The role of vasopressin as an antipyretic in the ventral septal area and its possible involvement in convulsive disorders.

Perfusion of the peptide, arginine vasopressin (AVP), within the ventral septal area (VSA) of the brain of a number of species reduces fever but not normal body temperature. This antipyretic response appears to be mediated by AVP receptors of the V1 subtype. Lesions of the VSA with kainic acid are associated with prolonged and enhanced fevers in rats.
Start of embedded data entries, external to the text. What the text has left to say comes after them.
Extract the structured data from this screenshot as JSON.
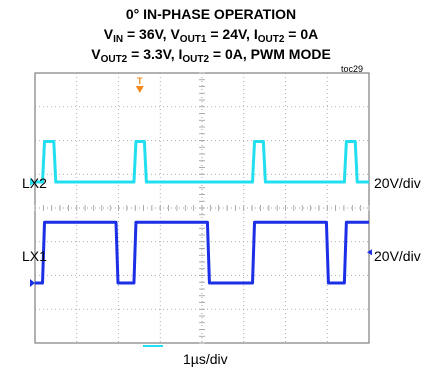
{
  "title": {
    "line1": "0° IN-PHASE OPERATION",
    "line2": [
      {
        "t": "V"
      },
      {
        "t": "IN",
        "sub": true
      },
      {
        "t": " = 36V, V"
      },
      {
        "t": "OUT1",
        "sub": true
      },
      {
        "t": " = 24V, I"
      },
      {
        "t": "OUT2",
        "sub": true
      },
      {
        "t": " = 0A"
      }
    ],
    "line3": [
      {
        "t": "V"
      },
      {
        "t": "OUT2",
        "sub": true
      },
      {
        "t": " = 3.3V, I"
      },
      {
        "t": "OUT2",
        "sub": true
      },
      {
        "t": " = 0A, PWM MODE"
      }
    ]
  },
  "figure_tag": "toc29",
  "colors": {
    "lx2": "#22dff0",
    "lx1": "#1a2fe6",
    "grid": "#9a9a9a",
    "frame": "#666666",
    "trigger": "#f08a1e"
  },
  "chart_data": {
    "type": "line",
    "x_scale": "1µs/div",
    "x_divisions": 8,
    "y_divisions": 8,
    "grid": true,
    "series": [
      {
        "name": "LX2",
        "scale": "20V/div",
        "unit": "V",
        "low": 0,
        "high": 24,
        "pulses": [
          [
            0.18,
            0.45
          ],
          [
            2.37,
            2.62
          ],
          [
            5.21,
            5.47
          ],
          [
            7.41,
            7.67
          ]
        ]
      },
      {
        "name": "LX1",
        "scale": "20V/div",
        "unit": "V",
        "low": 0,
        "high": 36,
        "pulses": [
          [
            0.18,
            1.94
          ],
          [
            2.37,
            4.13
          ],
          [
            5.21,
            6.98
          ],
          [
            7.41,
            8.0
          ]
        ]
      }
    ]
  },
  "labels": {
    "lx2": "LX2",
    "lx1": "LX1",
    "lx2_scale": "20V/div",
    "lx1_scale": "20V/div",
    "time_scale": "1µs/div"
  }
}
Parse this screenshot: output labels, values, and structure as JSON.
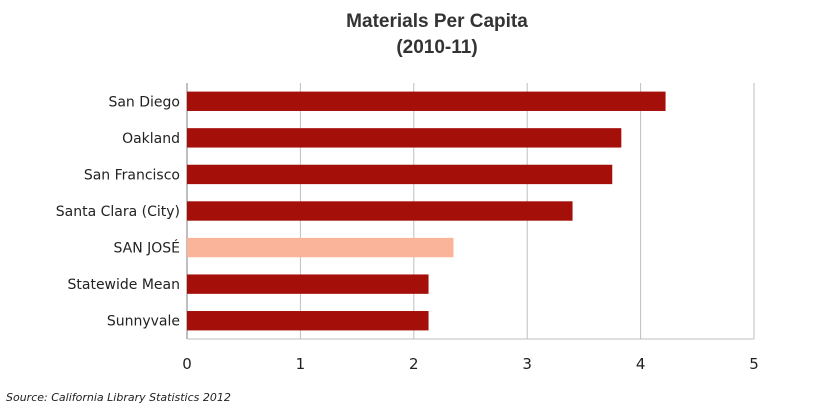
{
  "chart_data": {
    "type": "bar",
    "orientation": "horizontal",
    "title": "Materials Per Capita",
    "subtitle": "(2010-11)",
    "categories": [
      "San Diego",
      "Oakland",
      "San Francisco",
      "Santa Clara (City)",
      "SAN JOSÉ",
      "Statewide Mean",
      "Sunnyvale"
    ],
    "values": [
      4.22,
      3.83,
      3.75,
      3.4,
      2.35,
      2.13,
      2.13
    ],
    "xlim": [
      0,
      5
    ],
    "xticks": [
      "0",
      "1",
      "2",
      "3",
      "4",
      "5"
    ],
    "grid": "vertical",
    "legend": "none",
    "colors": {
      "default": "#a50f0a",
      "highlight": "#f9b49a",
      "highlight_category": "SAN JOSÉ"
    }
  },
  "source": "Source: California Library Statistics 2012"
}
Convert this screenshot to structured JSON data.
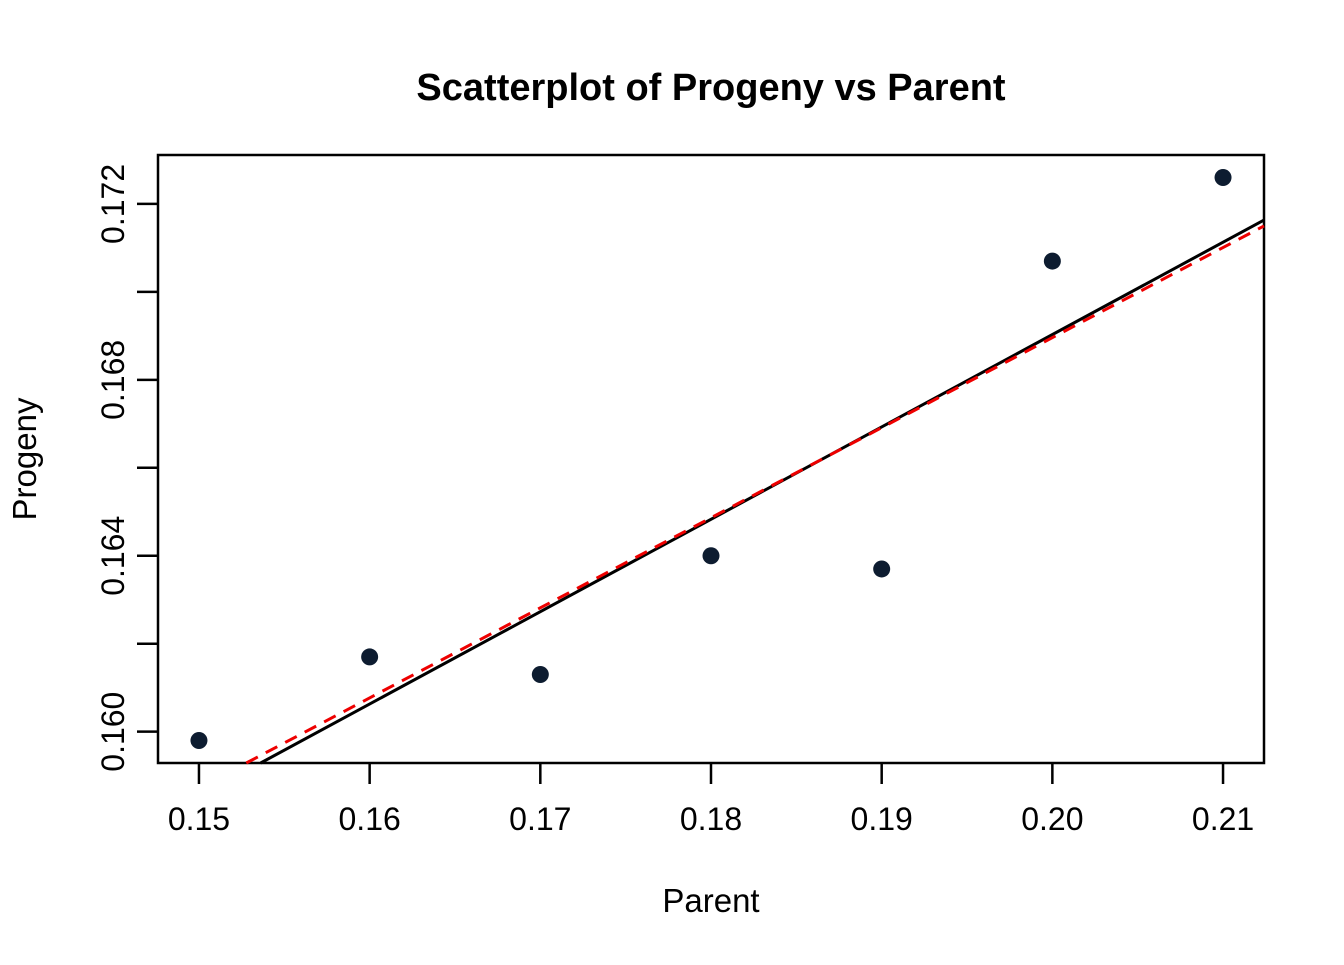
{
  "page": {
    "background": "#ffffff"
  },
  "chart_data": {
    "type": "scatter",
    "title": "Scatterplot of Progeny vs Parent",
    "xlabel": "Parent",
    "ylabel": "Progeny",
    "points": [
      {
        "x": 0.15,
        "y": 0.1598
      },
      {
        "x": 0.16,
        "y": 0.1617
      },
      {
        "x": 0.17,
        "y": 0.1613
      },
      {
        "x": 0.18,
        "y": 0.164
      },
      {
        "x": 0.19,
        "y": 0.1637
      },
      {
        "x": 0.2,
        "y": 0.1707
      },
      {
        "x": 0.21,
        "y": 0.1726
      }
    ],
    "xlim": [
      0.1476,
      0.2124
    ],
    "ylim": [
      0.159288,
      0.173112
    ],
    "x_ticks": [
      {
        "value": 0.15,
        "label": "0.15"
      },
      {
        "value": 0.16,
        "label": "0.16"
      },
      {
        "value": 0.17,
        "label": "0.17"
      },
      {
        "value": 0.18,
        "label": "0.18"
      },
      {
        "value": 0.19,
        "label": "0.19"
      },
      {
        "value": 0.2,
        "label": "0.20"
      },
      {
        "value": 0.21,
        "label": "0.21"
      }
    ],
    "y_ticks": [
      {
        "value": 0.16,
        "label": "0.160"
      },
      {
        "value": 0.162,
        "label": ""
      },
      {
        "value": 0.164,
        "label": "0.164"
      },
      {
        "value": 0.166,
        "label": ""
      },
      {
        "value": 0.168,
        "label": "0.168"
      },
      {
        "value": 0.17,
        "label": ""
      },
      {
        "value": 0.172,
        "label": "0.172"
      }
    ],
    "lines": [
      {
        "name": "ols-regression-line",
        "slope": 0.21,
        "intercept": 0.127029,
        "style": "solid",
        "color": "#000000"
      },
      {
        "name": "wls-regression-line",
        "slope": 0.2048,
        "intercept": 0.128,
        "style": "dashed",
        "color": "#ee0000"
      }
    ],
    "grid": false,
    "legend": "none",
    "point_color": "#0d1c30",
    "point_radius": 8.5,
    "axis_color": "#000000"
  }
}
A role for endogenous AVP in fever suppression within the VSA comes from several types of experiments: (1) AVP release within the VSA is inversely correlated to fever height; (2) AVP antagonists or antiserum injected into the VSA prolong fever; (3) animals lacking endogenous AVP in the VSA (Brattleboro rat, long-term castrated rat) develop enhanced fevers. Electrical stimulation of the AVP-containing cell bodies of the bed nucleus of the stria terminalis (BST) orthodromically inhibits VSA neurons and also suppresses fever; the latter effect can be abolished with application of a V1 antagonist to the VSA. Iontophoretic studies indicate that AVP inhibits glutamate-stimulated activity of thermoresponsive and other VSA neurons. AVP can also act in the VSA to cause severe motor disturbances; this action is receptor mediated and increases in severity upon sequential exposure to AVP. Because sites of action of the antipyretic and convulsive action of AVP are similar, and because animals lacking brain AVP display reduced convulsive activity, it is possible that AVP, released during fever, could be involved in the genesis of convulsive activity.